Данный способ восприятия и описания действительности укладывается в общую логику развития европейского модернизма, что и порождает совпадения в творчестве Ричарда Олдингтона и Николая Гумилёва. Эти образы вызваны обращением к одной традиции, а также логикой литературной эволюции.

Примечания:

1. Подстрочный перевод: Если я умру, помни обо мне только одно: где-то есть клочок земли в чужом поле, который навсегда стал Англией.
2. Подстрочный перевод: Не уголок земли, но поле размером во всю Европу.

Список литературы:

1. Edna Longley The Great War, history, and the English lyric 11 The Cambridge Companion to the Literature of the First World War.
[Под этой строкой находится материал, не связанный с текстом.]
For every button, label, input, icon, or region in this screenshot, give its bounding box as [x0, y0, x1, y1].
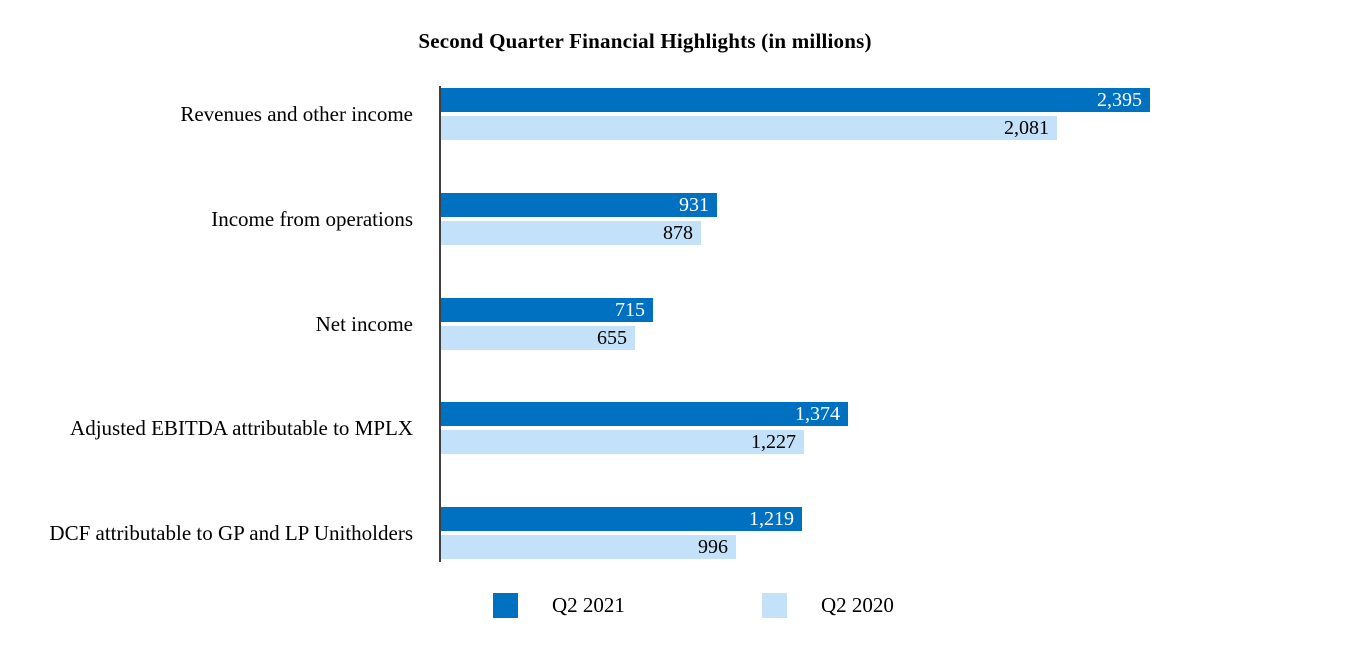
bar-q2-2021: 1,374 — [441, 402, 848, 426]
legend-label-q2-2020: Q2 2020 — [821, 593, 894, 617]
bar-value-label: 996 — [698, 536, 728, 558]
legend-swatch-q2-2021-icon — [493, 593, 518, 618]
bar-value-label: 878 — [663, 222, 693, 244]
bar-value-label: 1,219 — [749, 508, 794, 530]
bar-value-label: 931 — [679, 194, 709, 216]
bar-q2-2020: 2,081 — [441, 116, 1057, 140]
chart-title: Second Quarter Financial Highlights (in … — [418, 29, 872, 53]
bar-q2-2020: 655 — [441, 326, 635, 350]
category-label: Net income — [315, 312, 413, 336]
bar-q2-2021: 1,219 — [441, 507, 802, 531]
bar-q2-2020: 878 — [441, 221, 701, 245]
y-axis-line — [439, 86, 441, 562]
bar-q2-2021: 2,395 — [441, 88, 1150, 112]
bar-q2-2020: 1,227 — [441, 430, 804, 454]
bar-value-label: 655 — [597, 327, 627, 349]
category-label: Revenues and other income — [180, 102, 413, 126]
bar-value-label: 2,081 — [1004, 117, 1049, 139]
bar-value-label: 2,395 — [1097, 89, 1142, 111]
legend-swatch-q2-2020-icon — [762, 593, 787, 618]
legend-label-q2-2021: Q2 2021 — [552, 593, 625, 617]
category-label: Adjusted EBITDA attributable to MPLX — [70, 416, 413, 440]
bar-value-label: 1,374 — [795, 403, 840, 425]
bar-value-label: 715 — [615, 299, 645, 321]
bar-value-label: 1,227 — [751, 431, 796, 453]
bar-q2-2020: 996 — [441, 535, 736, 559]
category-label: DCF attributable to GP and LP Unitholder… — [49, 521, 413, 545]
category-label: Income from operations — [211, 207, 413, 231]
bar-q2-2021: 715 — [441, 298, 653, 322]
bar-q2-2021: 931 — [441, 193, 717, 217]
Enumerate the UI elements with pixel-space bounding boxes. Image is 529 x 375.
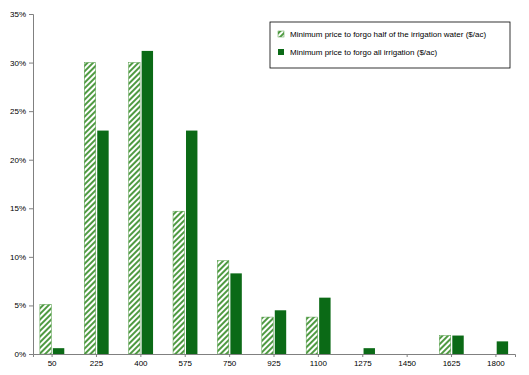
x-tick: 50 (48, 354, 57, 368)
y-tick-label: 25% (10, 107, 26, 116)
y-tick: 5% (14, 301, 33, 310)
bar (351, 354, 362, 355)
y-tick-label: 10% (10, 253, 26, 262)
x-tick-label: 1800 (487, 359, 505, 368)
x-tick-mark (318, 354, 319, 357)
x-tick-mark (362, 354, 363, 357)
legend-item: Minimum price to forgo all irrigation ($… (278, 48, 437, 57)
legend-box (270, 22, 510, 68)
x-tick: 225 (90, 354, 104, 368)
series (40, 63, 451, 354)
x-tick-label: 1275 (354, 359, 372, 368)
y-tick: 10% (10, 253, 33, 262)
bar (439, 336, 450, 354)
chart: 0% 5% 10% 15% 20% 25% 30% 35% 50 225 400 575 750 925 1… (0, 0, 529, 375)
x-tick: 1450 (398, 354, 416, 368)
y-tick: 25% (10, 107, 33, 116)
y-tick: 20% (10, 156, 33, 165)
y-tick-mark (29, 354, 33, 355)
bar (142, 51, 153, 354)
series (53, 51, 508, 354)
bar (484, 354, 495, 355)
bars (40, 51, 508, 354)
x-tick-mark (229, 354, 230, 357)
x-axis: 50 225 400 575 750 925 1100 1275 1450 1625 1800 (34, 354, 516, 368)
x-tick-label: 925 (267, 359, 281, 368)
plot: 0% 5% 10% 15% 20% 25% 30% 35% 50 225 400 575 750 925 1… (10, 10, 516, 368)
x-tick: 1625 (443, 354, 461, 368)
legend-swatch (278, 49, 284, 55)
x-tick: 575 (179, 354, 193, 368)
bar (97, 131, 108, 354)
y-tick-label: 20% (10, 156, 26, 165)
y-tick: 15% (10, 204, 33, 213)
y-axis-line (29, 15, 34, 355)
bar (408, 354, 419, 355)
x-tick-mark (451, 354, 452, 357)
y-tick-label: 5% (14, 301, 26, 310)
bar (364, 348, 375, 354)
x-tick-mark (96, 354, 97, 357)
bar (186, 131, 197, 354)
bar (230, 273, 241, 354)
x-tick-mark (140, 354, 141, 357)
y-axis: 0% 5% 10% 15% 20% 25% 30% 35% (10, 10, 34, 359)
x-tick-label: 575 (179, 359, 193, 368)
x-tick-label: 1450 (398, 359, 416, 368)
y-tick-mark (29, 160, 33, 161)
legend-swatch (278, 31, 284, 37)
bar (452, 336, 463, 354)
x-tick: 750 (223, 354, 237, 368)
y-tick-label: 0% (14, 350, 26, 359)
y-tick: 0% (14, 350, 33, 359)
x-tick: 1275 (354, 354, 372, 368)
x-tick: 1100 (310, 354, 328, 368)
bar (40, 304, 51, 354)
y-tick: 35% (10, 10, 33, 19)
bar (84, 63, 95, 354)
y-tick-label: 15% (10, 204, 26, 213)
x-axis-line (34, 355, 516, 358)
bar (306, 317, 317, 354)
y-tick-label: 35% (10, 10, 26, 19)
y-tick-mark (29, 111, 33, 112)
y-tick: 30% (10, 59, 33, 68)
x-tick-mark (185, 354, 186, 357)
x-tick: 400 (134, 354, 148, 368)
x-tick-mark (274, 354, 275, 357)
y-tick-mark (29, 208, 33, 209)
bar (129, 63, 140, 354)
y-tick-mark (29, 257, 33, 258)
bar (275, 310, 286, 354)
bar (217, 261, 228, 354)
bar (497, 341, 508, 354)
bar (319, 298, 330, 354)
x-tick-mark (495, 354, 496, 357)
y-tick-mark (29, 14, 33, 15)
x-tick-label: 1625 (443, 359, 461, 368)
bar (53, 348, 64, 354)
x-tick-label: 1100 (310, 359, 328, 368)
x-tick-mark (52, 354, 53, 357)
legend-label: Minimum price to forgo half of the irrig… (290, 30, 486, 39)
x-tick-label: 400 (134, 359, 148, 368)
y-tick-label: 30% (10, 59, 26, 68)
bar (262, 317, 273, 354)
legend-item: Minimum price to forgo half of the irrig… (278, 30, 486, 39)
x-tick-label: 750 (223, 359, 237, 368)
x-tick: 925 (267, 354, 281, 368)
legend: Minimum price to forgo half of the irrig… (270, 22, 510, 68)
x-tick-label: 50 (48, 359, 57, 368)
y-tick-mark (29, 305, 33, 306)
y-tick-mark (29, 63, 33, 64)
x-tick-label: 225 (90, 359, 104, 368)
bar (395, 354, 406, 355)
x-tick: 1800 (487, 354, 505, 368)
legend-label: Minimum price to forgo all irrigation ($… (290, 48, 437, 57)
bar (173, 211, 184, 354)
x-tick-mark (407, 354, 408, 357)
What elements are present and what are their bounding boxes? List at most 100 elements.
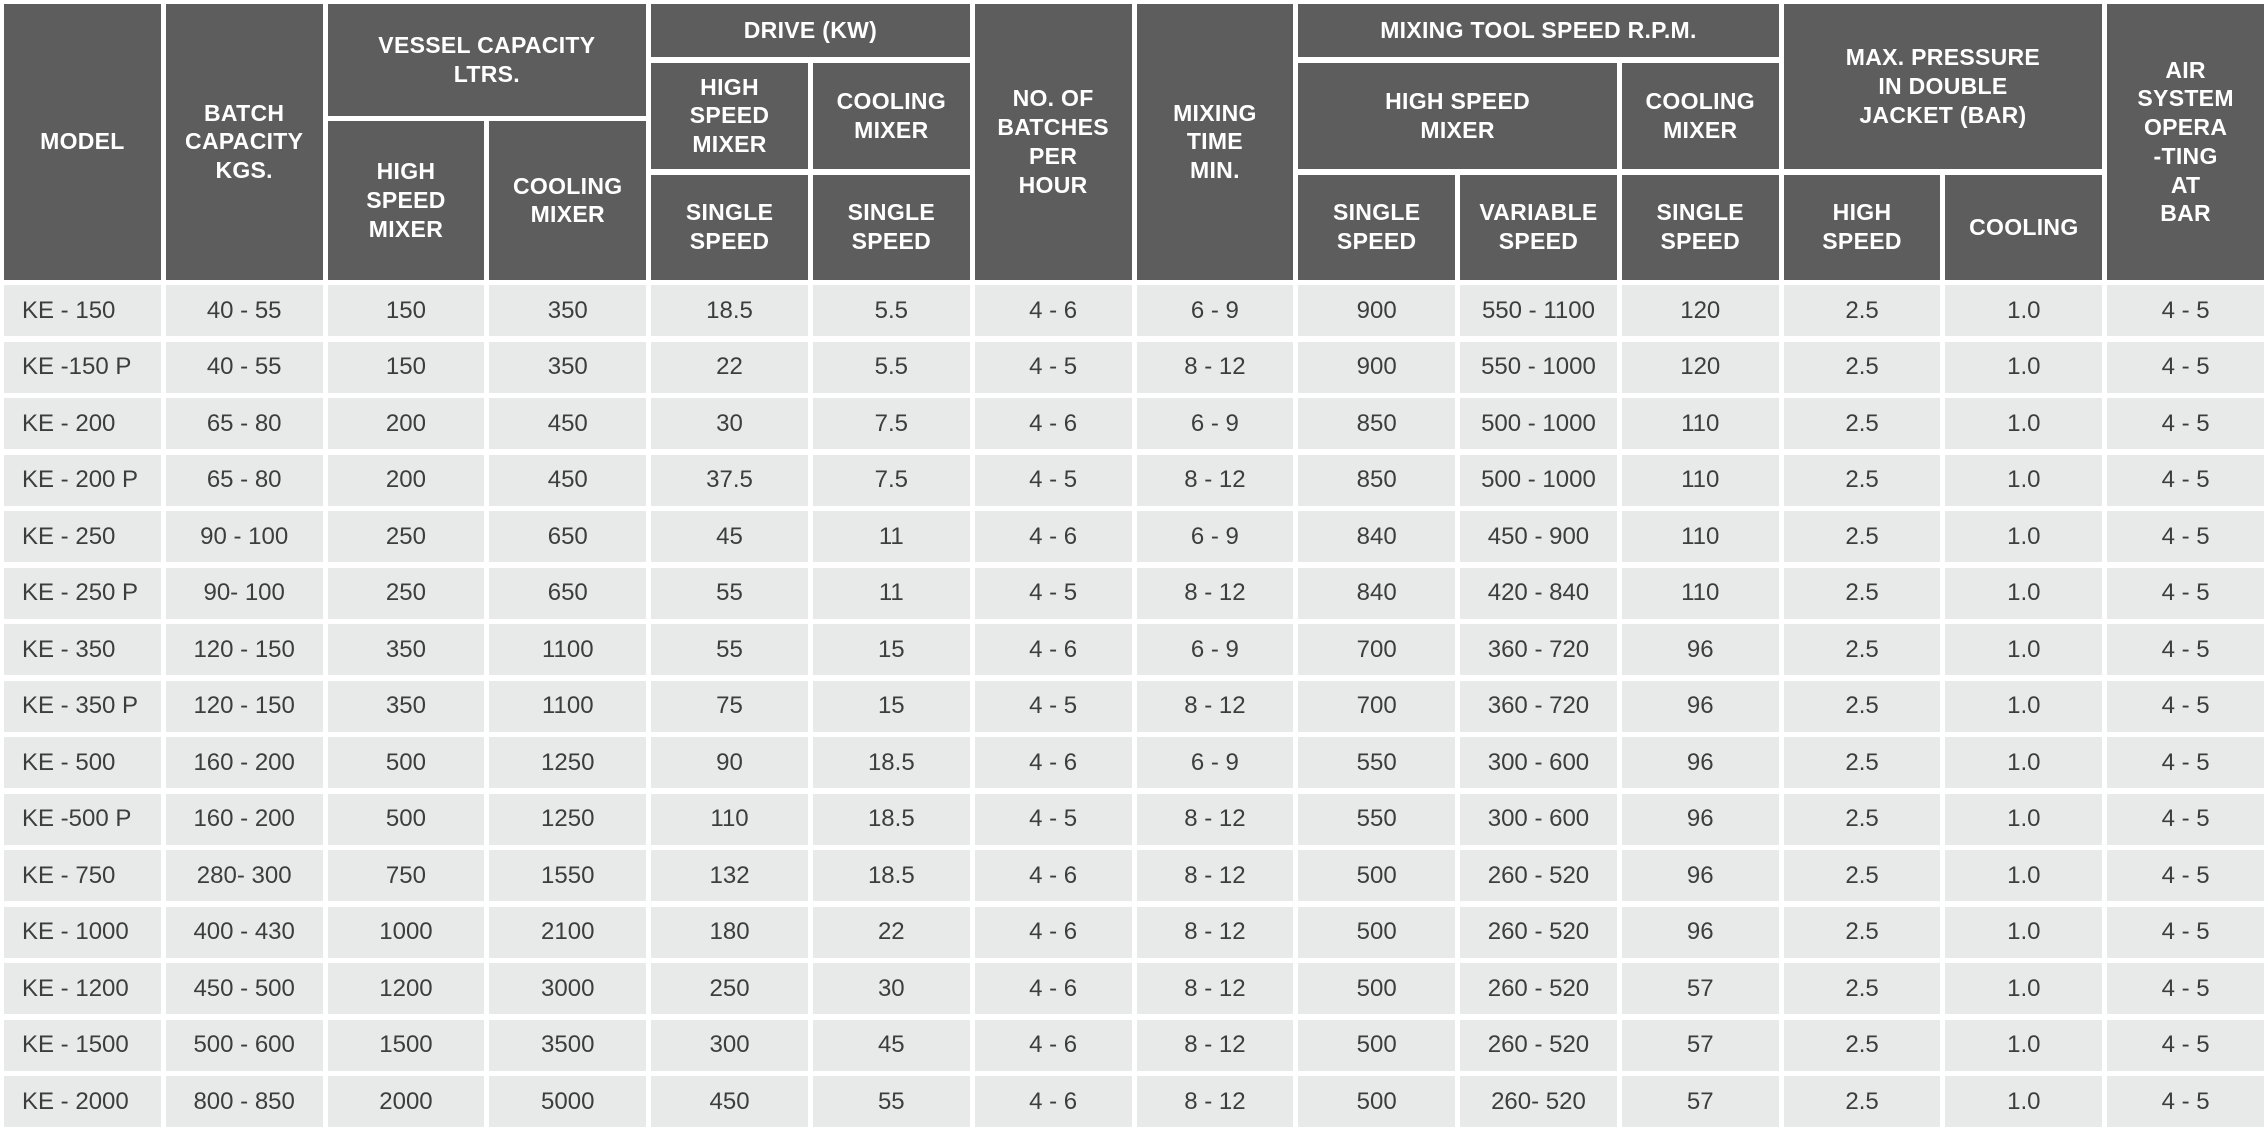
table-cell: 4 - 5 bbox=[2107, 850, 2264, 901]
table-cell: 30 bbox=[812, 963, 970, 1014]
header-pressure-high-speed: HIGH SPEED bbox=[1783, 174, 1941, 280]
table-cell: 2.5 bbox=[1783, 398, 1941, 449]
table-cell: 250 bbox=[327, 567, 485, 619]
table-cell: 75 bbox=[651, 680, 808, 732]
table-cell: 57 bbox=[1621, 1076, 1779, 1127]
table-cell: 40 - 55 bbox=[165, 341, 323, 393]
table-cell: 4 - 5 bbox=[2107, 963, 2264, 1014]
table-cell: 400 - 430 bbox=[165, 906, 323, 958]
table-cell: 4 - 6 bbox=[974, 906, 1132, 958]
table-cell: 4 - 6 bbox=[974, 737, 1132, 788]
table-cell: 500 bbox=[1298, 1019, 1456, 1071]
table-cell: 45 bbox=[812, 1019, 970, 1071]
model-cell: KE - 150 bbox=[4, 285, 161, 336]
table-cell: 1.0 bbox=[1945, 285, 2103, 336]
table-cell: 1.0 bbox=[1945, 1076, 2103, 1127]
table-cell: 200 bbox=[327, 454, 485, 506]
table-cell: 6 - 9 bbox=[1136, 624, 1294, 675]
table-cell: 1.0 bbox=[1945, 454, 2103, 506]
model-cell: KE - 500 bbox=[4, 737, 161, 788]
table-cell: 2.5 bbox=[1783, 1019, 1941, 1071]
table-cell: 250 bbox=[651, 963, 808, 1014]
model-cell: KE - 350 P bbox=[4, 680, 161, 732]
table-cell: 2.5 bbox=[1783, 341, 1941, 393]
table-cell: 8 - 12 bbox=[1136, 454, 1294, 506]
table-cell: 2.5 bbox=[1783, 1076, 1941, 1127]
table-cell: 450 - 900 bbox=[1460, 511, 1617, 562]
table-cell: 15 bbox=[812, 624, 970, 675]
table-cell: 132 bbox=[651, 850, 808, 901]
table-cell: 8 - 12 bbox=[1136, 793, 1294, 845]
table-cell: 500 - 1000 bbox=[1460, 398, 1617, 449]
table-cell: 1.0 bbox=[1945, 737, 2103, 788]
table-cell: 350 bbox=[489, 341, 647, 393]
table-cell: 900 bbox=[1298, 285, 1456, 336]
header-air-system: AIR SYSTEM OPERA -TING AT BAR bbox=[2107, 4, 2264, 280]
table-cell: 2.5 bbox=[1783, 567, 1941, 619]
table-cell: 650 bbox=[489, 511, 647, 562]
table-cell: 550 bbox=[1298, 737, 1456, 788]
table-cell: 260 - 520 bbox=[1460, 906, 1617, 958]
table-cell: 5000 bbox=[489, 1076, 647, 1127]
header-drive-high-speed-mixer: HIGH SPEED MIXER bbox=[651, 62, 808, 169]
table-cell: 8 - 12 bbox=[1136, 1076, 1294, 1127]
table-cell: 2.5 bbox=[1783, 454, 1941, 506]
table-cell: 120 bbox=[1621, 285, 1779, 336]
header-model: MODEL bbox=[4, 4, 161, 280]
table-cell: 2.5 bbox=[1783, 511, 1941, 562]
table-cell: 150 bbox=[327, 285, 485, 336]
table-cell: 96 bbox=[1621, 737, 1779, 788]
header-mts-single-speed: SINGLE SPEED bbox=[1298, 174, 1456, 280]
table-cell: 4 - 6 bbox=[974, 963, 1132, 1014]
table-cell: 700 bbox=[1298, 624, 1456, 675]
table-cell: 18.5 bbox=[812, 793, 970, 845]
table-cell: 550 bbox=[1298, 793, 1456, 845]
table-cell: 18.5 bbox=[812, 737, 970, 788]
header-drive-high-speed-single-speed: SINGLE SPEED bbox=[651, 174, 808, 280]
table-cell: 250 bbox=[327, 511, 485, 562]
table-cell: 2.5 bbox=[1783, 680, 1941, 732]
table-cell: 18.5 bbox=[812, 850, 970, 901]
table-cell: 8 - 12 bbox=[1136, 341, 1294, 393]
table-cell: 57 bbox=[1621, 1019, 1779, 1071]
table-cell: 1.0 bbox=[1945, 793, 2103, 845]
table-cell: 55 bbox=[651, 567, 808, 619]
table-cell: 4 - 5 bbox=[974, 793, 1132, 845]
table-cell: 6 - 9 bbox=[1136, 285, 1294, 336]
header-mts-cooling-single-speed: SINGLE SPEED bbox=[1621, 174, 1779, 280]
table-cell: 350 bbox=[327, 624, 485, 675]
table-cell: 96 bbox=[1621, 793, 1779, 845]
table-cell: 2000 bbox=[327, 1076, 485, 1127]
table-cell: 2.5 bbox=[1783, 624, 1941, 675]
table-cell: 4 - 6 bbox=[974, 1076, 1132, 1127]
table-cell: 120 - 150 bbox=[165, 624, 323, 675]
table-cell: 4 - 5 bbox=[2107, 793, 2264, 845]
header-vessel-high-speed-mixer: HIGH SPEED MIXER bbox=[327, 121, 485, 280]
table-cell: 110 bbox=[651, 793, 808, 845]
table-cell: 4 - 5 bbox=[2107, 398, 2264, 449]
model-cell: KE - 200 bbox=[4, 398, 161, 449]
table-cell: 4 - 5 bbox=[974, 680, 1132, 732]
table-cell: 110 bbox=[1621, 398, 1779, 449]
table-cell: 750 bbox=[327, 850, 485, 901]
table-cell: 4 - 5 bbox=[2107, 511, 2264, 562]
table-cell: 1.0 bbox=[1945, 680, 2103, 732]
table-cell: 8 - 12 bbox=[1136, 963, 1294, 1014]
table-cell: 110 bbox=[1621, 454, 1779, 506]
table-cell: 8 - 12 bbox=[1136, 906, 1294, 958]
header-batch-capacity: BATCH CAPACITY KGS. bbox=[165, 4, 323, 280]
table-cell: 1200 bbox=[327, 963, 485, 1014]
table-cell: 450 bbox=[651, 1076, 808, 1127]
table-cell: 360 - 720 bbox=[1460, 624, 1617, 675]
table-cell: 120 bbox=[1621, 341, 1779, 393]
table-cell: 2.5 bbox=[1783, 737, 1941, 788]
table-cell: 4 - 6 bbox=[974, 850, 1132, 901]
table-cell: 65 - 80 bbox=[165, 398, 323, 449]
model-cell: KE - 200 P bbox=[4, 454, 161, 506]
table-cell: 110 bbox=[1621, 511, 1779, 562]
table-cell: 300 - 600 bbox=[1460, 737, 1617, 788]
table-cell: 4 - 5 bbox=[2107, 1019, 2264, 1071]
table-cell: 500 bbox=[1298, 850, 1456, 901]
table-cell: 4 - 5 bbox=[974, 454, 1132, 506]
table-cell: 1100 bbox=[489, 680, 647, 732]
Cambridge, 2005.
2. Рытов А. Руперт Брук: последний романтик уходящей эпохи // Вестник Европы, 2005, № 16 [Электронный ресурс] Режим доступа: http://magazines.mss.rU/vestnik/2005/l 6/ry 15 .html (дата обращения: 10.05. 2014)
3. Чулков Г. И. Поэт — воин // Н. С. Гумилёв: pro et contra. СПб.: РХГИ, 2000. С. 451-454.